Making a single RDataFrame from lots of files

Howdy y’all,
Me again. Same issue as last time (trying to read in lots of analysis files), but now with a fun new quirk.

  1. I have about 100 files and about 200GB of data.
  2. This can be split into different categories: files->[data, MC].
  3. These can be spit into different components: MC->[signal, background1, background2] etc.
  4. These can be split into different contributions: signal->[[electron events, muon events],[2016, 2017]]
  5. These contributions are then split across multiple datasets: muon16->[id10001,id10002,id10003] etc
  6. These datasets each have several hundred (systematic) trees containing identically named branches.

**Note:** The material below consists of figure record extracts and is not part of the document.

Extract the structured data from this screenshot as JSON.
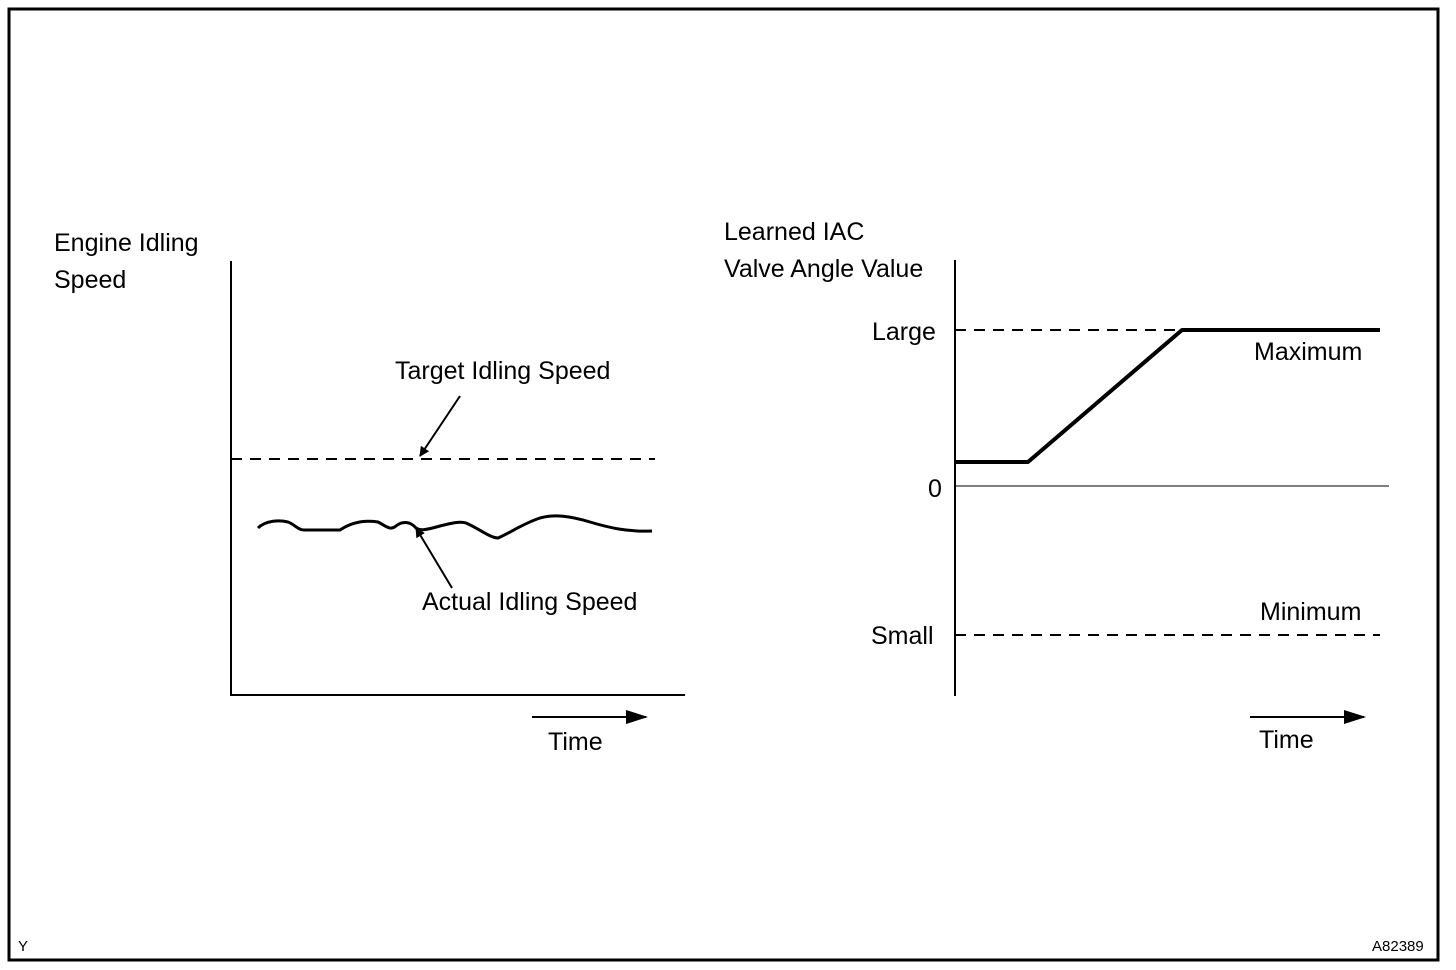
{
  "left_graph": {
    "y_label_line1": "Engine Idling",
    "y_label_line2": "Speed",
    "target_label": "Target Idling Speed",
    "actual_label": "Actual Idling Speed",
    "time_label": "Time"
  },
  "right_graph": {
    "y_label_line1": "Learned IAC",
    "y_label_line2": "Valve Angle Value",
    "large_label": "Large",
    "zero_label": "0",
    "small_label": "Small",
    "maximum_label": "Maximum",
    "minimum_label": "Minimum",
    "time_label": "Time"
  },
  "corner_letter": "Y",
  "figure_code": "A82389",
  "colors": {
    "line": "#000000",
    "background": "#ffffff"
  }
}
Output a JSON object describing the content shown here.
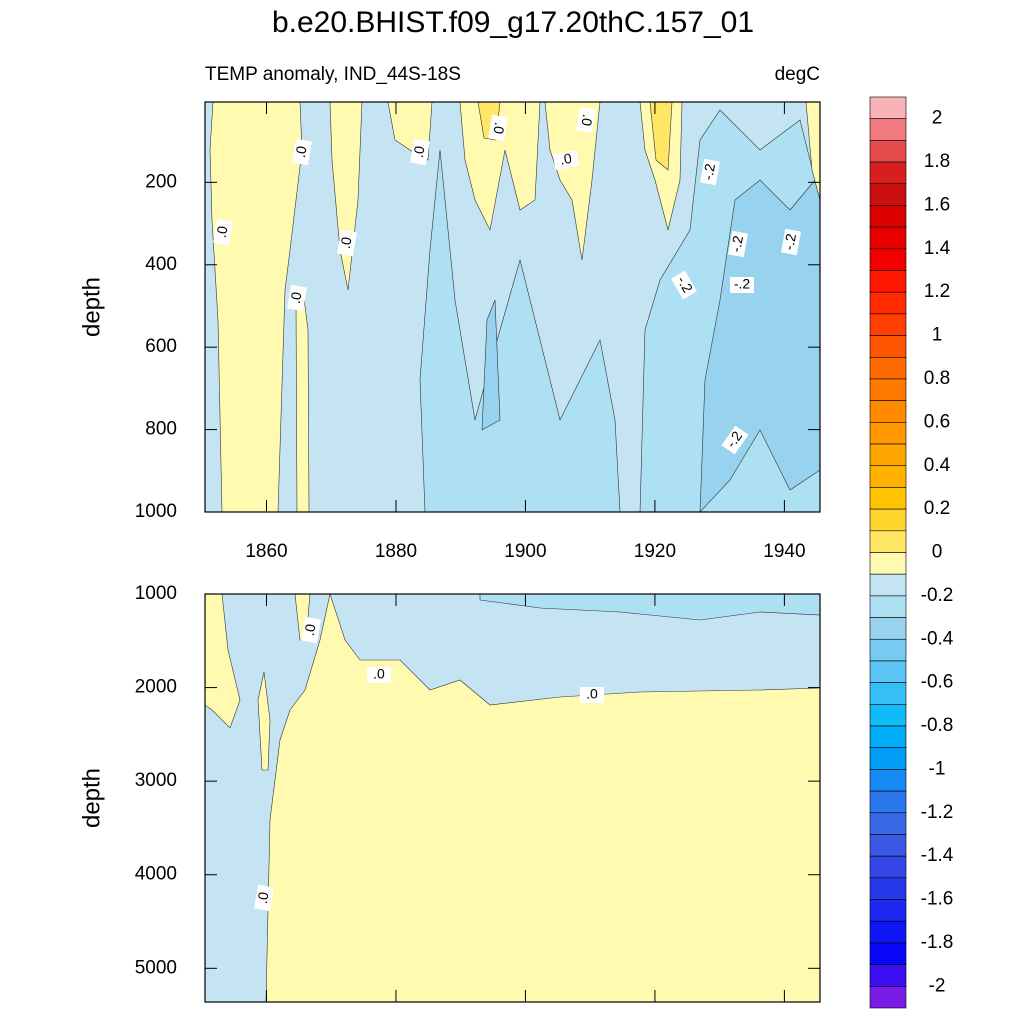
{
  "title": "b.e20.BHIST.f09_g17.20thC.157_01",
  "colorbar": {
    "levels": [
      -2,
      -1.9,
      -1.8,
      -1.7,
      -1.6,
      -1.5,
      -1.4,
      -1.3,
      -1.2,
      -1.1,
      -1,
      -0.9,
      -0.8,
      -0.7,
      -0.6,
      -0.5,
      -0.4,
      -0.3,
      -0.2,
      -0.1,
      0,
      0.1,
      0.2,
      0.3,
      0.4,
      0.5,
      0.6,
      0.7,
      0.8,
      0.9,
      1,
      1.1,
      1.2,
      1.3,
      1.4,
      1.5,
      1.6,
      1.7,
      1.8,
      1.9,
      2
    ],
    "colors": [
      "#f8b3b6",
      "#f07a7e",
      "#e44b4b",
      "#d81f1f",
      "#cc1010",
      "#dd0000",
      "#e80000",
      "#f50000",
      "#ff1500",
      "#ff2a00",
      "#ff4000",
      "#ff5500",
      "#ff6a00",
      "#ff7b00",
      "#ff8a00",
      "#ff9900",
      "#ffa500",
      "#ffb300",
      "#ffc400",
      "#ffd52e",
      "#ffe664",
      "#fffaaf",
      "#c4e4f4",
      "#ace0f2",
      "#97d3ee",
      "#77caf0",
      "#5ac4f2",
      "#34c0f6",
      "#10bcf8",
      "#00adf8",
      "#009cf6",
      "#168af2",
      "#2a78ec",
      "#3a68e6",
      "#3a58e4",
      "#3448e8",
      "#2838ec",
      "#1a28f0",
      "#1016f4",
      "#0a06f8",
      "#3a10f0",
      "#7a1ce8"
    ],
    "ticks": [
      2,
      1.8,
      1.6,
      1.4,
      1.2,
      1,
      0.8,
      0.6,
      0.4,
      0.2,
      0,
      -0.2,
      -0.4,
      -0.6,
      -0.8,
      -1,
      -1.2,
      -1.4,
      -1.6,
      -1.8,
      -2
    ]
  },
  "chart_data": [
    {
      "type": "contour",
      "subtitle_left": "TEMP anomaly, IND_44S-18S",
      "subtitle_right": "degC",
      "ylabel": "depth",
      "xlim": [
        1850.5,
        1945.5
      ],
      "xticks": [
        1860,
        1880,
        1900,
        1920,
        1940
      ],
      "ylim": [
        5,
        1000
      ],
      "yticks": [
        200,
        400,
        600,
        800,
        1000
      ],
      "contour_labels": [
        ".0",
        ".0",
        ".0",
        ".0",
        ".0",
        ".0",
        ".0",
        ".0",
        "-.2",
        "-.2",
        "-.2",
        "-.2",
        "-.2",
        "-.2"
      ]
    },
    {
      "type": "contour",
      "ylabel": "depth",
      "xlim": [
        1850.5,
        1945.5
      ],
      "xticks": [
        1860,
        1880,
        1900,
        1920,
        1940
      ],
      "ylim": [
        1000,
        5360
      ],
      "yticks": [
        1000,
        2000,
        3000,
        4000,
        5000
      ],
      "contour_labels": [
        ".0",
        ".0",
        ".0",
        ".0"
      ]
    }
  ]
}
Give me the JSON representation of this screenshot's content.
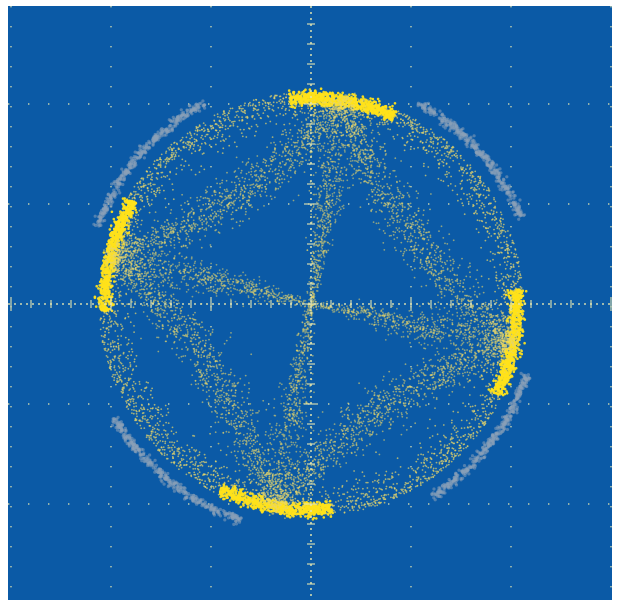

Ok so what I did is was make a class for each component (from 3.). Each class has a dictionary entry corresponding to each tree containing an RDataFrame with the tree name loaded from a list of datasets.

c = my_component(name="signal component")
cfiles = ROOT.std.vector()
[cfiles.push_back(f) for f in ["one.root","two.root","three.root"]]
for systematic in ["nominal","up1","down1","up2","down2"]:
    c.syst[systematic] = ROOT.RDataFrame(systematic, cfiles)

Two issues:
a. different components (from 4.) have different branches eg. electrons, muons etc. - normally handled with a if n_electron>0; electron[0].pt()>30 else if n_muon>0:muon[0].pt()>15 type affair.
b. different datasets need scale factors corresponding to their id. eg 1.0 for every event in id10001 but .8 for every event in id10002.

so my question is this:
I’d like to create a single dataframe from multiple files whilst still remembering which file they came from as they might require different selections.

Related, if I try to plot eg the leading muon pt in an event with no muons I get a segfault (which is very difficult to pin down). Is there not an ‘ignore null pointer’ option for the plotting?

an idea that has been suggested before is running this multiple times to create more slimmed down trees that then can be hadded… These files are already slimmed down twice so I’m looking for ways to avoid doing this another 2 times. In pandas or R I’d just make multiple DataFrames and concatenate them but I know this isn’t possible in root.

All the best,

Please read tips for efficient and successful posting and posting code

ROOT Version: Not Provided
Platform: Not Provided
Compiler: Not Provided

You can use RVec::at instead of operator[] to access an element with a fallback value in case the element does not exist.

If the computation graph needs to be different for different input files (e.g. for input A you need to filter events based on n_electron, for input B you need to filter on n_muon), what you want is 2 separate computation graphs. As discussed in the previous thread, RDF assumes that, for the columns used in the computation graph, all files have the same structure (there can be unused columns that are present in some files and absent in other).

You can use ROOT::RDF::RunGraphs to then run the event loops for all your different dataframes concurrently.


Hi yes, but I realised that my issue is not that the columns are missing (eg events with no muons still have a column called muons its just normally empty).

Mostly its a case of how do I add an identifier to different files. All files have a column called id with it set to 0 to events from one file and 1 to events from another?

You can do exactly the same in a Define.

I don’t understand whether you have the id column in the files already or not – if it’s there, I guess that’s a solution right? If not: the nice solution would be DefinePerSample (GH issue), which we want to add in the future. In the meanwhile, you could create friend trees that only contain one column with the id before hand, and then add those friends to the main TTrees that you process.

Hi yes. The DefinePerSample seems exactly what is needed here. Thanks.

This topic was automatically closed 14 days after the last reply. New replies are no longer allowed.